Nos últimos anos, o debate sobre saúde no trabalho ganhou novas camadas e uma importante alteração legislativa trouxe a gestão de riscos psicossociais do debate para o dia a dia das empresas, qual seja: a atualização da NR-1.
Algumas empresas já mapeavam essa análise, mas para muitas outras esse novo elemento ainda soa como um desafio abstrato ou como mais uma daquelas regras difíceis de se colocar em prática. Até então, estávamos acostumados com as diretrizes normativas bem estabelecidas sobre ergonomia laboral, conforto físico e adaptação dos postos de trabalho, como exemplo as diretrizes da NR-17. A novidade, agora, é o reconhecimento formal de que a saúde mental e o clima organizacional também são fatores de risco ocupacional e, portanto, exigem gestão por parte das empresas que ainda não o fazem.
Na prática, isso não precisa ser um bicho de sete cabeças. Entendo que a intenção das alterações da NR-1 não é inovar, mas sim trazer direcionamento prático, tanto que sua aplicação, no que diz respeito a autuações, foi adiada por um ano. Como disse o ministro do Trabalho, Luiz Marinho: "Durante esse primeiro ano, será um processo de implantação educativa, e a autuação pela Inspeção do Trabalho só terá início em 26 de maio de 2026."
Para as empresas que ainda não atuam de forma estruturada nesse campo, será necessário revisar códigos de conduta, canais de denúncia e programas de treinamento, ampliando sua abordagem para incluir temas como assédio moral, sobrecarga emocional, gestão de conflitos, estilo de liderança e bem-estar coletivo.
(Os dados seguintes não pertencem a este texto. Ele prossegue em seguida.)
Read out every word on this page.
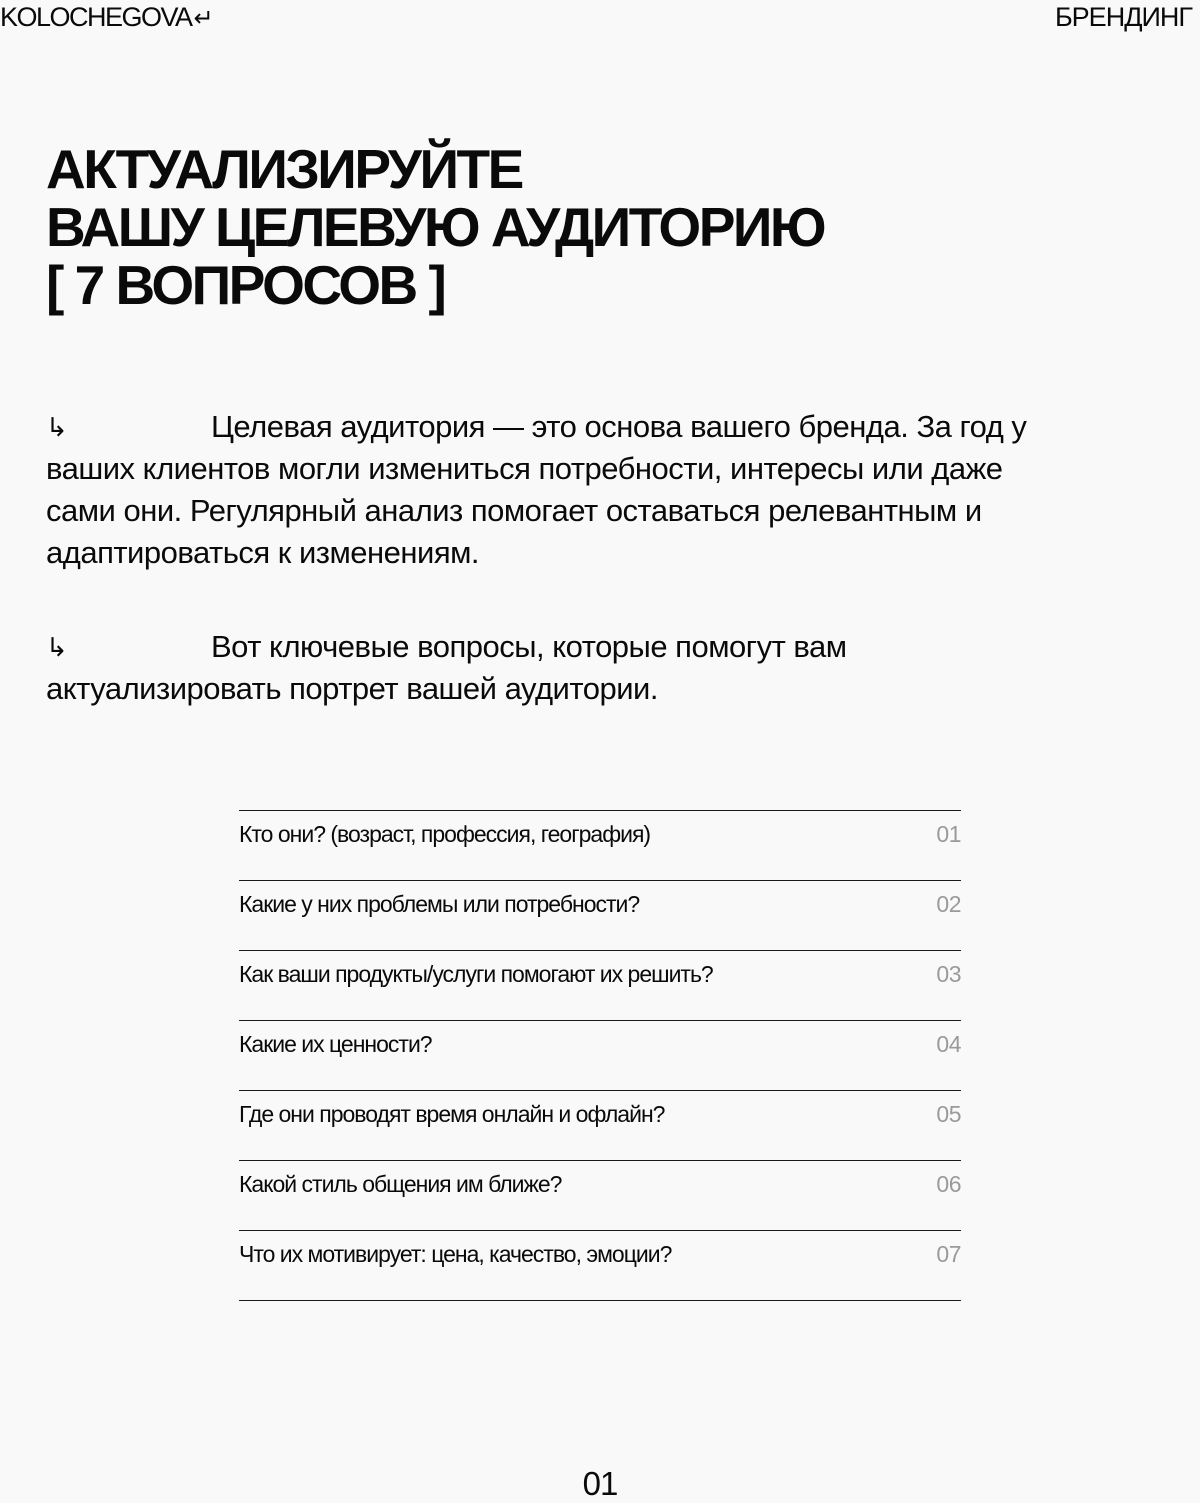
KOLOCHEGOVA↵	БРЕНДИНГ
АКТУАЛИЗИРУЙТЕ
ВАШУ ЦЕЛЕВУЮ АУДИТОРИЮ
[ 7 ВОПРОСОВ ]

↳	Целевая аудитория — это основа вашего бренда. За год у ваших клиентов могли измениться потребности, интересы или даже сами они. Регулярный анализ помогает оставаться релевантным и адаптироваться к изменениям.

↳	Вот ключевые вопросы, которые помогут вам актуализировать портрет вашей аудитории.

Кто они? (возраст, профессия, география)	01
Какие у них проблемы или потребности?	02
Как ваши продукты/услуги помогают их решить?	03
Какие их ценности?	04
Где они проводят время онлайн и офлайн?	05
Какой стиль общения им ближе?	06
Что их мотивирует: цена, качество, эмоции?	07
01
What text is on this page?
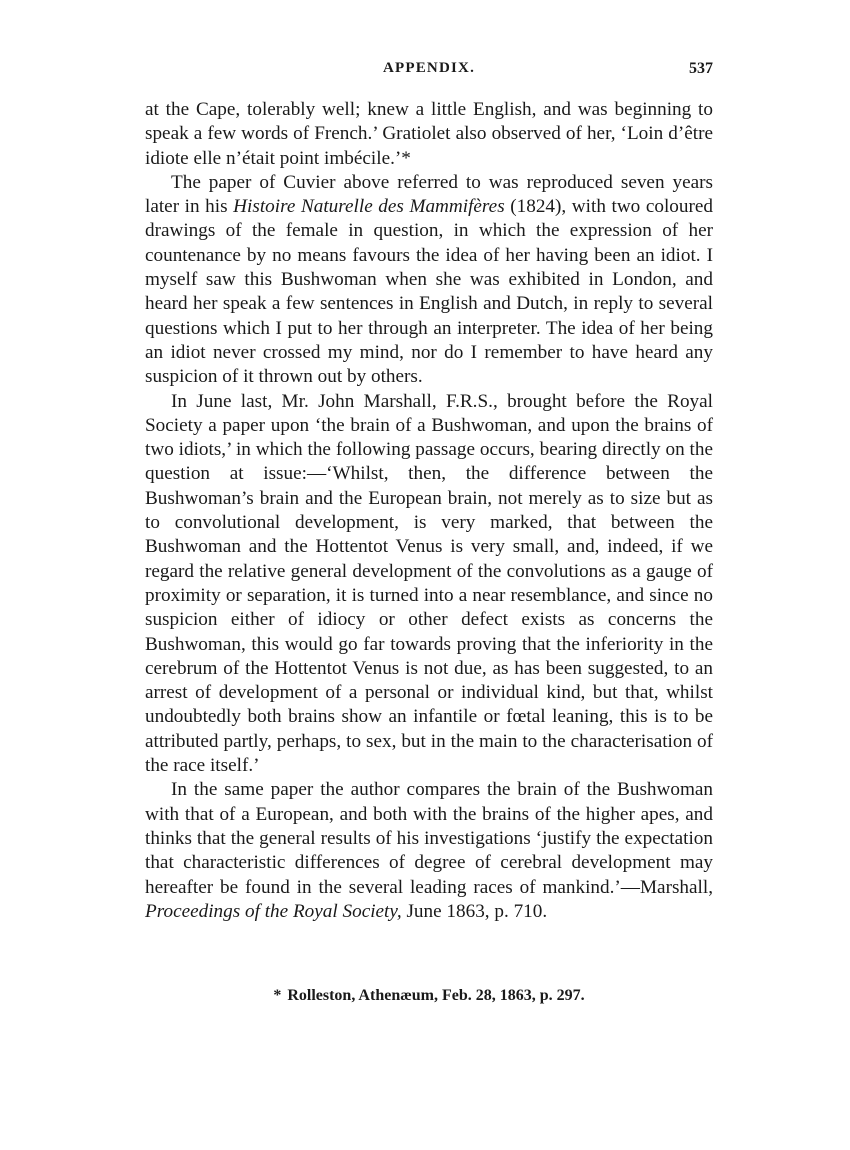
APPENDIX.	537

at the Cape, tolerably well; knew a little English, and was beginning to speak a few words of French.’ Gratiolet also observed of her, ‘Loin d’être idiote elle n’était point imbécile.’*

The paper of Cuvier above referred to was reproduced seven years later in his Histoire Naturelle des Mammifères (1824), with two coloured drawings of the female in question, in which the expression of her countenance by no means favours the idea of her having been an idiot. I myself saw this Bushwoman when she was exhibited in London, and heard her speak a few sentences in English and Dutch, in reply to several questions which I put to her through an interpreter. The idea of her being an idiot never crossed my mind, nor do I remember to have heard any suspicion of it thrown out by others.

In June last, Mr. John Marshall, F.R.S., brought before the Royal Society a paper upon ‘the brain of a Bushwoman, and upon the brains of two idiots,’ in which the following passage occurs, bearing directly on the question at issue:—‘Whilst, then, the difference between the Bushwoman’s brain and the European brain, not merely as to size but as to convolutional development, is very marked, that between the Bushwoman and the Hottentot Venus is very small, and, indeed, if we regard the relative general development of the convolutions as a gauge of proximity or separation, it is turned into a near resemblance, and since no suspicion either of idiocy or other defect exists as concerns the Bushwoman, this would go far towards proving that the inferiority in the cerebrum of the Hottentot Venus is not due, as has been suggested, to an arrest of development of a personal or individual kind, but that, whilst undoubtedly both brains show an infantile or fœtal leaning, this is to be attributed partly, perhaps, to sex, but in the main to the characterisation of the race itself.’

In the same paper the author compares the brain of the Bushwoman with that of a European, and both with the brains of the higher apes, and thinks that the general results of his investigations ‘justify the expectation that characteristic differences of degree of cerebral development may hereafter be found in the several leading races of mankind.’—Marshall, Proceedings of the Royal Society, June 1863, p. 710.

* Rolleston, Athenæum, Feb. 28, 1863, p. 297.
Mais do que um ajuste técnico, estamos diante de uma oportunidade de avaliação e diagnóstico do ambiente corporativo, que, como gosto de dizer, deve partir de duas perguntas essenciais: Qual o efeito prático dessas alterações para a empresa? Quem paga essa conta?
A partir dessas respostas, é possível mapear o que precisa ou não ser adaptado no negócio, identificar prioridades e orientar decisões com base na realidade e na cultura organizacional da empresa, sem que isso represente investimentos ineficientes ou gastos sem propósito.
É aí que entra o papel da área de compliance como agente integrador e estratégico, responsável pela articulação entre as áreas de Saúde e Segurança do Trabalho, Recursos Humanos e Jurídico Trabalhista.
Em apertada síntese, o Compliance deixa de ser o guardião da norma e passa a ser um agente de cultura, ajudando a fomentar ambientes estruturados e coerentes com os princípios éticos da organização, que podem, inclusive, gerar indicadores mensuráveis (KPIs), contribuindo para melhorias e economias futuras.
Ao longo dos anos, temos acompanhado de perto e suportado estrategicamente à evolução dessas exigências em empresas de diversos setores, incluindo aquelas com programas de integridade já consolidados. Entretanto, mesmo entre as que estão apenas começando a estruturar suas iniciativas, o que observamos, na prática, é que grande parte das estruturas já existentes pode ser adaptada para incorporar o viés psicossocial, sem a necessidade de grandes rupturas ou reinvenções onerosas.
Em suma, não é necessário alarde ou tampouco tratar o tema como um cumprimento de tabela "para inglês ver". Este é o momento ideal para as empresas compreenderem, de forma estruturada, como gerenciar o risco psicossocial. E, em uma realidade marcada por conflitos geracionais, aceleração digital e pressões emocionais intensas, esse olhar pode se tornar um diferencial estratégico na formação de equipes, retenção de talentos e gestão estratégica.
A análise psicossocial de funções e equipes, por exemplo, pode tornar processos seletivos mais eficazes, permitindo contratações mais alinhadas ao perfil do cargo e ao resultado esperado. E, quando realizada com o suporte de profissionais de Compliance com visão multidisciplinar, essa abordagem se transforma em instrumento real de prevenção, valorização do capital humano e fortalecimento da cultura de integridade.
A conclusão é simples e prática: as alterações da NR-1 não serão um desafio insuperável, mas será, com certeza, um indicador poderoso de maturidade organizacional e uma chance concreta de posicionamento estratégico para empresas que querem ir além do discurso e transformar integridade em vantagem competitiva.